Hollywood is bending the knee to OpenAI
Netflix, A24, Focus Features, and Warner Bros.’ Clockwork have all reportedly decided to pass on picking up Artificial — director Luca Guadagnino’s new biographical drama about OpenAI cofounder / CEO Sam Altman — for distribution deals. And while Neon and Mubi are still said to be interested in the film, this situation makes it seem like Hollywood no longer has the courage to tell critical stories about Big Tech.
Postproduction on Artificial was nearly finished when Amazon MGM unexpectedly announced last week that it no longer plans to distribute the film. The news came as a surprise given how far along the movie was and reports that Amazon initially intended to give it a short, Oscar-qualifying theatrical run some time later this year. Artificial was also reportedly scheduled for a wider release in early 2027 and a showing at the SXSW Film & TV Festival, but those plans are now dead in the water.
Though Amazon hasn’t gone into detail about why it dropped Artificial, the company told Deadline that it felt the film would be “better served if it were released by a different studio.” While Neon or Mubi could ultimately be better homes for the project, Amazon’s decision follows its $50 billion investment into OpenAI from earlier this year. Amazon has made abundantly clear that it wants to be in the AI business in a big way, and it’s easy to understand why the company might be reluctant to release a film that portrays an AI executive in a negative light. But the larger issue is the fact that Amazon probably won’t be the last studio to move this way.
On paper at least, the entire saga reads like a drama that could make for a gripping and timely examination of one of Silicon Valley’s most powerful executives. After projects like The Audacity, Mountainhead, The Dropout, and Aaron Sorkin’s forthcoming The Social Reckoning, Artificial feels like the sort of film that aligns with Hollywood’s recent fixation on stories about tech titans. And in this era of generative AI being shoved down everyone’s throats, audiences are primed for a star-studded feature focused on some of the people responsible for the technology’s omnipresence.

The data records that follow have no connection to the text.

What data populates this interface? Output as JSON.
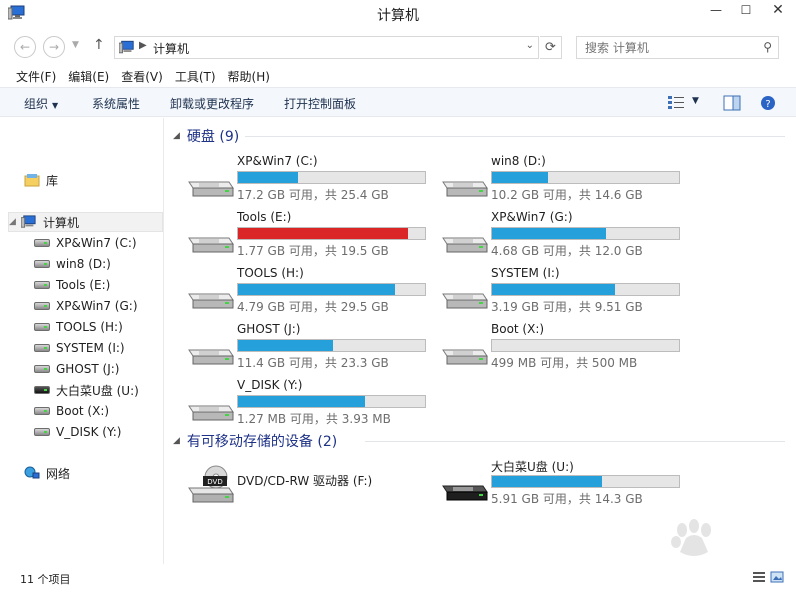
{
  "window": {
    "title": "计算机",
    "min_label": "—",
    "max_label": "☐",
    "close_label": "✕"
  },
  "address": {
    "path": "计算机",
    "search_placeholder": "搜索 计算机"
  },
  "menu": [
    "文件(F)",
    "编辑(E)",
    "查看(V)",
    "工具(T)",
    "帮助(H)"
  ],
  "commands": {
    "organize": "组织",
    "system_properties": "系统属性",
    "uninstall": "卸载或更改程序",
    "control_panel": "打开控制面板"
  },
  "nav": {
    "library": "库",
    "computer": "计算机",
    "drives": [
      "XP&Win7 (C:)",
      "win8 (D:)",
      "Tools (E:)",
      "XP&Win7 (G:)",
      "TOOLS (H:)",
      "SYSTEM (I:)",
      "GHOST (J:)",
      "大白菜U盘 (U:)",
      "Boot (X:)",
      "V_DISK (Y:)"
    ],
    "network": "网络"
  },
  "groups": {
    "hdd": {
      "title": "硬盘 (9)"
    },
    "removable": {
      "title": "有可移动存储的设备 (2)"
    }
  },
  "drives": [
    {
      "name": "XP&Win7 (C:)",
      "free": "17.2 GB 可用，共 25.4 GB",
      "used_fraction": 0.32,
      "warning": false
    },
    {
      "name": "win8 (D:)",
      "free": "10.2 GB 可用，共 14.6 GB",
      "used_fraction": 0.3,
      "warning": false
    },
    {
      "name": "Tools (E:)",
      "free": "1.77 GB 可用，共 19.5 GB",
      "used_fraction": 0.91,
      "warning": true
    },
    {
      "name": "XP&Win7 (G:)",
      "free": "4.68 GB 可用，共 12.0 GB",
      "used_fraction": 0.61,
      "warning": false
    },
    {
      "name": "TOOLS (H:)",
      "free": "4.79 GB 可用，共 29.5 GB",
      "used_fraction": 0.84,
      "warning": false
    },
    {
      "name": "SYSTEM (I:)",
      "free": "3.19 GB 可用，共 9.51 GB",
      "used_fraction": 0.66,
      "warning": false
    },
    {
      "name": "GHOST (J:)",
      "free": "11.4 GB 可用，共 23.3 GB",
      "used_fraction": 0.51,
      "warning": false
    },
    {
      "name": "Boot (X:)",
      "free": "499 MB 可用，共 500 MB",
      "used_fraction": 0.0,
      "warning": false
    },
    {
      "name": "V_DISK (Y:)",
      "free": "1.27 MB 可用，共 3.93 MB",
      "used_fraction": 0.68,
      "warning": false
    }
  ],
  "removable": [
    {
      "name": "DVD/CD-RW 驱动器 (F:)",
      "icon": "dvd-drive-icon"
    },
    {
      "name": "大白菜U盘 (U:)",
      "free": "5.91 GB 可用，共 14.3 GB",
      "used_fraction": 0.59,
      "warning": false,
      "icon": "usb-drive-icon"
    }
  ],
  "status": {
    "count": "11 个项目"
  },
  "colors": {
    "bar": "#26a0da",
    "bar_warning": "#da2626",
    "accent": "#1e3287"
  }
}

All of this paints a very bleak picture of Hollywood’s possible future — one in which movies and series are produced with gen AI by studios that refuse to say anything truly insightful or negative about the technology or its creators. Projects like The AI Doc: Or How I Became an Apocaloptimist have already shown us how uninspired and soulless films about AI can be when they’re crafted by people who seem beholden to tech executives. And what we’re looking at now is a potential age of Hollywood giants doing everything in their power to stay in Silicon Valley’s good graces. Operating that way — from a place of cowardice in service of tech-driven profits — is antithetical to producing good art.